I piatti di plastica, per esempio, andrebbero limitati o sostituiti con quelli, oggi disponibili, di carta. E comunque sono da utilizzare solo per alimenti freddi e non grassi. “La lasagna bollente – spiega – è una pessima idea”.

Se si preferisce l’acqua del rubinetto “meglio portare in borsa una borraccia di vetro, ce ne sono rivestite di plastica, per evitare che si rompano. Il vetro è il materiale migliore per tutti i tipi d’alimento“.

Una ‘buona pratica’ è quella di non usare la plastica nelle mense scolastiche e negli ospedali. Mentre per chi mangia in ufficio il vecchio portapranzo di metallo è una buona scelta, insieme al vasetto di vetro. Ai party, poi, no al finger food.

“I mini contenitori usa e getta spesso sono realizzati con plastica di bassa qualità e importati dall’estero, per limitare i costi.
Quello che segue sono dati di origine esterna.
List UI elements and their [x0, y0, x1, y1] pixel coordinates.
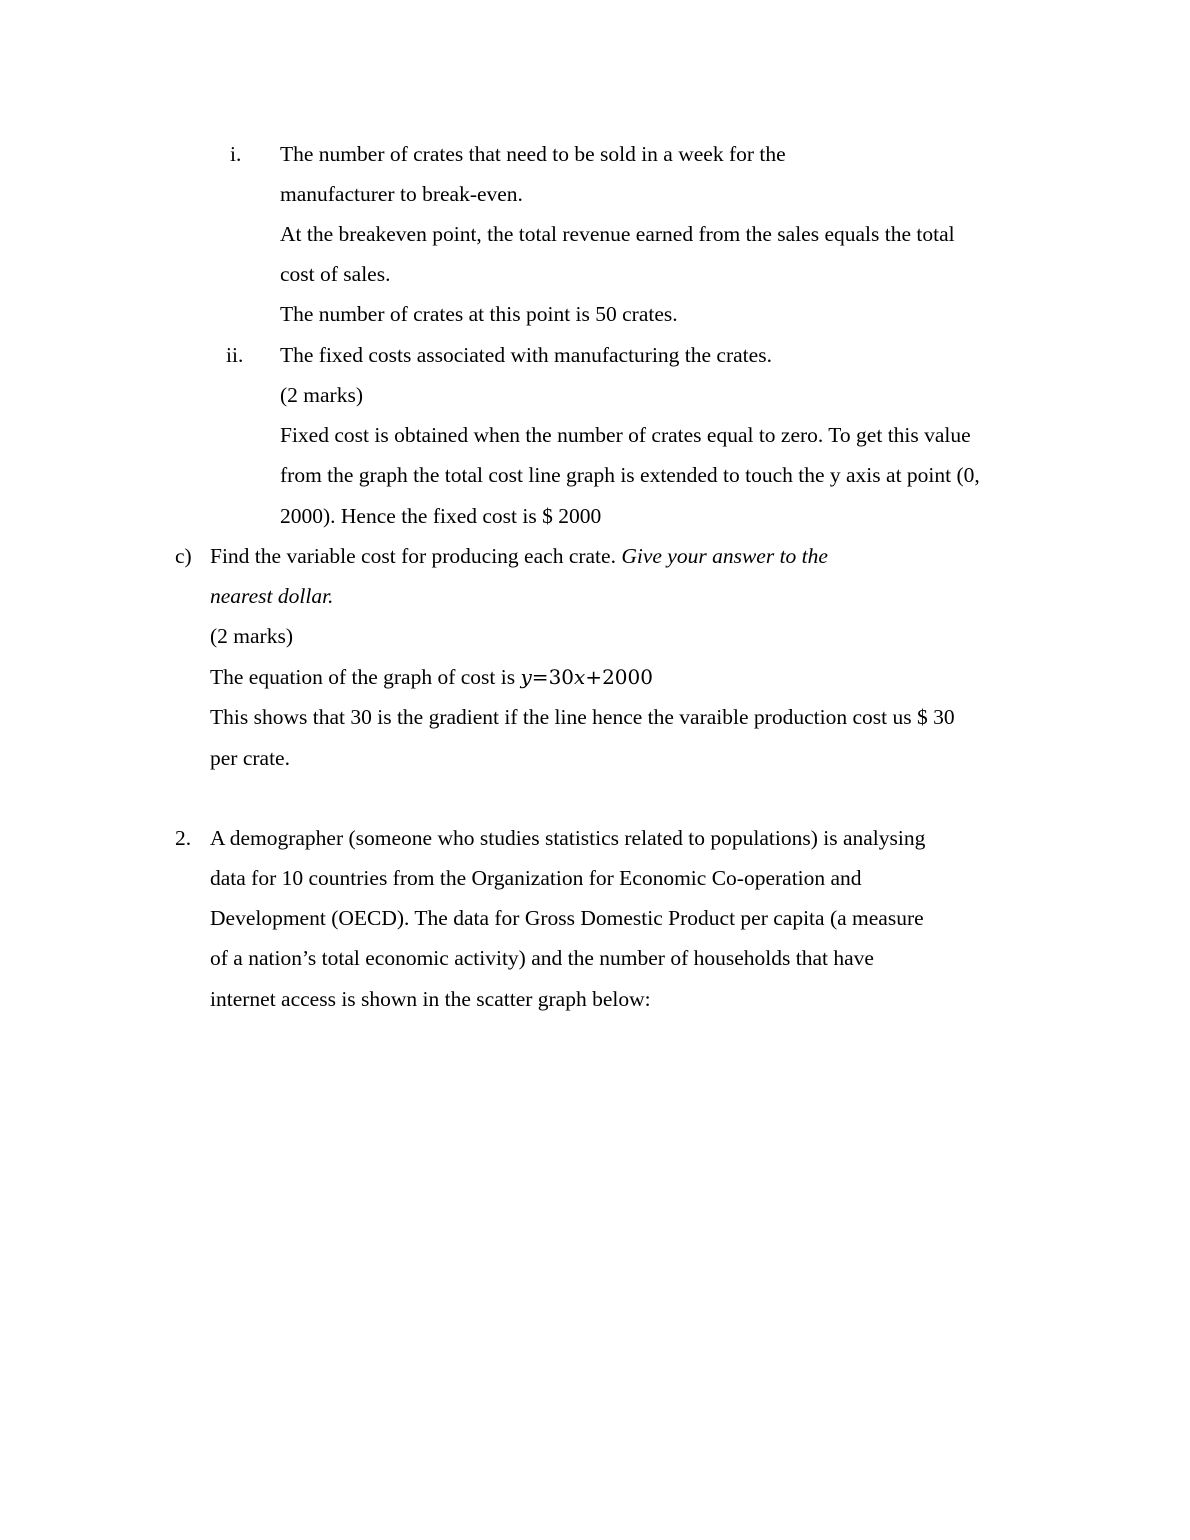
item-ii-marks: (2 marks)	[280, 383, 363, 407]
item-c-equation-prefix: The equation of the graph of cost is	[210, 665, 521, 689]
item-ii-answer-line-1: Fixed cost is obtained when the number of crates equal to zero. To get this value	[280, 423, 971, 447]
item-i-answer-line-2: cost of sales.	[280, 262, 391, 286]
question-2-line-3: Development (OECD). The data for Gross Domestic Product per capita (a measure	[210, 906, 924, 930]
equation-y: y	[520, 665, 532, 689]
question-2-line-1: A demographer (someone who studies statistics related to populations) is analysing	[210, 826, 926, 850]
item-i-question-line-1: The number of crates that need to be sold in a week for the	[280, 142, 786, 166]
equation-equals: =	[531, 665, 549, 689]
list-marker-2: 2.	[175, 826, 192, 850]
item-c-marks: (2 marks)	[210, 624, 293, 648]
item-ii-question-line: The fixed costs associated with manufacturing the crates.	[280, 343, 772, 367]
list-marker-ii: ii.	[226, 343, 244, 367]
cost-equation	[520, 665, 652, 689]
item-c-question-plain: Find the variable cost for producing each crate.	[210, 544, 622, 568]
list-marker-i: i.	[230, 142, 242, 166]
item-i-answer-line-3: The number of crates at this point is 50 crates.	[280, 302, 678, 326]
question-2-line-4: of a nation’s total economic activity) and the number of households that have	[210, 946, 874, 970]
equation-plus: +	[585, 665, 603, 689]
item-c-answer-line-1: This shows that 30 is the gradient if the line hence the varaible production cost us $ 30	[210, 705, 955, 729]
equation-coefficient: 30	[548, 665, 575, 689]
item-c-answer-line-2: per crate.	[210, 746, 290, 770]
item-c-equation-line	[210, 657, 653, 697]
item-ii-answer-line-2: from the graph the total cost line graph is extended to touch the y axis at point (0,	[280, 463, 980, 487]
question-2-line-2: data for 10 countries from the Organization for Economic Co-operation and	[210, 866, 862, 890]
item-c-question-line-1	[210, 536, 828, 576]
item-i-answer-line-1: At the breakeven point, the total revenue earned from the sales equals the total	[280, 222, 955, 246]
item-ii-answer-line-3: 2000). Hence the fixed cost is $ 2000	[280, 504, 602, 528]
equation-constant: 2000	[602, 665, 653, 689]
item-c-question-italic-1: Give your answer to the	[621, 544, 828, 568]
question-2-line-5: internet access is shown in the scatter graph below:	[210, 987, 651, 1011]
item-c-question-italic-2: nearest dollar.	[210, 584, 334, 608]
list-marker-c: c)	[175, 544, 192, 568]
item-c-question-line-2	[210, 576, 333, 616]
equation-x: x	[574, 665, 586, 689]
item-i-question-line-2: manufacturer to break-even.	[280, 182, 523, 206]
Meglio le stoviglie classiche o gli spiedini di legno, anche per evitare l’inquinamento“.

Attenzione infine alle stoviglie per i bambini, per i quali si preferisce frequentemente la plastica, perché infrangibile, con l’aggravante dei decori colorati: “anche i coloranti migrano nel cibo“, ricorda Dugo.


Il pensiero dell’esperto

“Sarebbe meglio tornare ad antiche abitudini. Un tempo, per lo svezzamento, si regalava al bambino un cucchiaio d’argento, che veniva usato fino ai 10 anni. Un metodo sano e assai poco inquinante. Ovviamente non c’è bisogno dell’argento. Semplici posate di metallo e stoviglie di vetro infrangibile restano la scelta più sana“, conclude.